Drifting away from adaptations, I Am You, You Are Me sees Obayashi jumping into another teen sci-fi drama that takes on the Freaky Friday switcheroo premise. Having high school teens take on the gender norms of ’80s Japan is an idea ripe with it merit. Though standards of how these types of movies are written and made has obviously changed, Obayashi handles teenage bullying and what is expected of young high school students in a way that would make Disney blush with its track record of body swap movies. Obayashi doesn’t pull any punches with how the male character takes in the newfound change of being in his old child friend’s body, moving forward like not much has to change in order to continue living his life in a way that’s comfortable for him.

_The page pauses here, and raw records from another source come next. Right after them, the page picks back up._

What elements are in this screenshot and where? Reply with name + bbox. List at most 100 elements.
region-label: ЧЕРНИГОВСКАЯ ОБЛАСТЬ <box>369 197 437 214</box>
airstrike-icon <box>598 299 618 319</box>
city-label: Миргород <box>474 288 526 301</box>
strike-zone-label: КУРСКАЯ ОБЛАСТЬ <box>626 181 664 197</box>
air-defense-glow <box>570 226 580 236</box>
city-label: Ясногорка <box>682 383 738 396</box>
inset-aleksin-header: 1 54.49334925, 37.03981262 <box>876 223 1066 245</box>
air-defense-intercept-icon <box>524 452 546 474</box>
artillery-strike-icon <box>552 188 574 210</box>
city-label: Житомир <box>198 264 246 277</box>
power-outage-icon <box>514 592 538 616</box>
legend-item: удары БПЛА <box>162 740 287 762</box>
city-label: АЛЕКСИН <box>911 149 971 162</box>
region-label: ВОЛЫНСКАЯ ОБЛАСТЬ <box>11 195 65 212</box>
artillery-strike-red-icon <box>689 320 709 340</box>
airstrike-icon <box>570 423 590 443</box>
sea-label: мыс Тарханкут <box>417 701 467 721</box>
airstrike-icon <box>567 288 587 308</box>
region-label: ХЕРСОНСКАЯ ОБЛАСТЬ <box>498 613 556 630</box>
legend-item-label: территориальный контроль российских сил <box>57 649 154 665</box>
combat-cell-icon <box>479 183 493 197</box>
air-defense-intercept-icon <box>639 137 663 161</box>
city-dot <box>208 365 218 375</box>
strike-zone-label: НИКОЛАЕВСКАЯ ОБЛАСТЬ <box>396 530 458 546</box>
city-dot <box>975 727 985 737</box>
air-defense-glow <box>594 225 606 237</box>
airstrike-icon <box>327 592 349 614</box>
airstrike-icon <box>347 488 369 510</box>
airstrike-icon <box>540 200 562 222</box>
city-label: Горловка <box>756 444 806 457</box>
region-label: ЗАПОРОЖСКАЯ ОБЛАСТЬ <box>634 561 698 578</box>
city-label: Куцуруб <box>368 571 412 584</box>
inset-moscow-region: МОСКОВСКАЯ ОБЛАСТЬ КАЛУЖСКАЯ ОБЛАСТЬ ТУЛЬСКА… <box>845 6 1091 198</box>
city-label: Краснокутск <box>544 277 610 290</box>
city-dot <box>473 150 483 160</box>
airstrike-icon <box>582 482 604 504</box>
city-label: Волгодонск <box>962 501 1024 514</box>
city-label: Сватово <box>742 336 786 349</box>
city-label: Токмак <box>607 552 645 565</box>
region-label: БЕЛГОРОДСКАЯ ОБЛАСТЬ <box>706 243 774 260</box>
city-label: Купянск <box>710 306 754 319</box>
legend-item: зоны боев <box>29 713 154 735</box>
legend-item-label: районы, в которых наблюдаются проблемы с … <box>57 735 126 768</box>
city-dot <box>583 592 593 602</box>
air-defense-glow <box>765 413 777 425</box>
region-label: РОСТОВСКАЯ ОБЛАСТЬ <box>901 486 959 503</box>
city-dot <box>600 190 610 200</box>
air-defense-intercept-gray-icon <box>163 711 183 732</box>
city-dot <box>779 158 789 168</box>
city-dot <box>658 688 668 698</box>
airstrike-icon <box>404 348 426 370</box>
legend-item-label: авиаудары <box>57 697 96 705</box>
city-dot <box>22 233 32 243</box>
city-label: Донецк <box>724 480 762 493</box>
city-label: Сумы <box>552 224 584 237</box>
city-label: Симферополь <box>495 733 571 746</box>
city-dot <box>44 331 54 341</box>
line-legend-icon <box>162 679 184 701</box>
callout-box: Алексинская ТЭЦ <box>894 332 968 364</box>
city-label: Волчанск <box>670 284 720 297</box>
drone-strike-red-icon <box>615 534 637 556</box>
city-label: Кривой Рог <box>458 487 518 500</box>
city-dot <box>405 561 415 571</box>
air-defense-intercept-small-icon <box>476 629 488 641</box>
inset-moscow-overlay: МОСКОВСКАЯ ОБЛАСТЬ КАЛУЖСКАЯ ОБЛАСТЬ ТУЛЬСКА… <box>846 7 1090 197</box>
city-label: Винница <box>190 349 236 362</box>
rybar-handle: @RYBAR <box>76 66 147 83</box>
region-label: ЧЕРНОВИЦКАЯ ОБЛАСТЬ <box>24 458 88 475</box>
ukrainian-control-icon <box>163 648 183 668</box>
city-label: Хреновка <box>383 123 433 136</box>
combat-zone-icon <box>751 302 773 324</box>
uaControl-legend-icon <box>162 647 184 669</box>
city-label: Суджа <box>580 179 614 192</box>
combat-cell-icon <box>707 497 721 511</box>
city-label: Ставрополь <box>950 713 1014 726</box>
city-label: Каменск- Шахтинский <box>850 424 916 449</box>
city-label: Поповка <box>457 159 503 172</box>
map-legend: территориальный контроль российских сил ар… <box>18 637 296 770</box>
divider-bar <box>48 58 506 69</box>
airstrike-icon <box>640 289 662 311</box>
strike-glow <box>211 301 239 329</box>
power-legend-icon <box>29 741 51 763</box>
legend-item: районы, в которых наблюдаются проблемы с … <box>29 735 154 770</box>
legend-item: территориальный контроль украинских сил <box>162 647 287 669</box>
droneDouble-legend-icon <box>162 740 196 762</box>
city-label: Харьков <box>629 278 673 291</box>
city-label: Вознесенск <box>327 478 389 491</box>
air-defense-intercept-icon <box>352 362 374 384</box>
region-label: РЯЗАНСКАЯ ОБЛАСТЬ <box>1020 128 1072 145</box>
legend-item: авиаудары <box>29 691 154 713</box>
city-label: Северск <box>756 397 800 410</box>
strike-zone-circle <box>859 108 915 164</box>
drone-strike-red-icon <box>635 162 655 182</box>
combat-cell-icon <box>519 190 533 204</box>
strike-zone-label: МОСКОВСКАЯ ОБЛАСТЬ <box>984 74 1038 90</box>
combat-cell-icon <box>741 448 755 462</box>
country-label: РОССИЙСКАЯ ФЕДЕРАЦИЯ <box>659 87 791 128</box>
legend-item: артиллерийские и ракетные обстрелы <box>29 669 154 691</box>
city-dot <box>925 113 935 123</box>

What he comes to realize is that his friend’s body comes with expectations of being proper and able to take care of a husband in the future, while his friend finds that, in his body, that she is expected to tough and able to handle teasing despite wanting to tap into her sensitive side by talking about her problems and learning from them. Obayashi wasn’t looking to create a straightforward teenage comedy sci-fi film: he wanted to convey that one can be comfortable being open and defending themselves against an indifferent world that will always push expectations on those it feels should be a certain way. All in all, it’s a great movie that takes on strict views of gender roles that needed to be challenged at the time and should still be challenged to this day.
Obayashi had a very sound idea of what film can be, with just the tiniest bit of surrealism spliced into everyday life problems and showing how even the most mundane things can be made interesting with the right kind of arthouse filmmaking.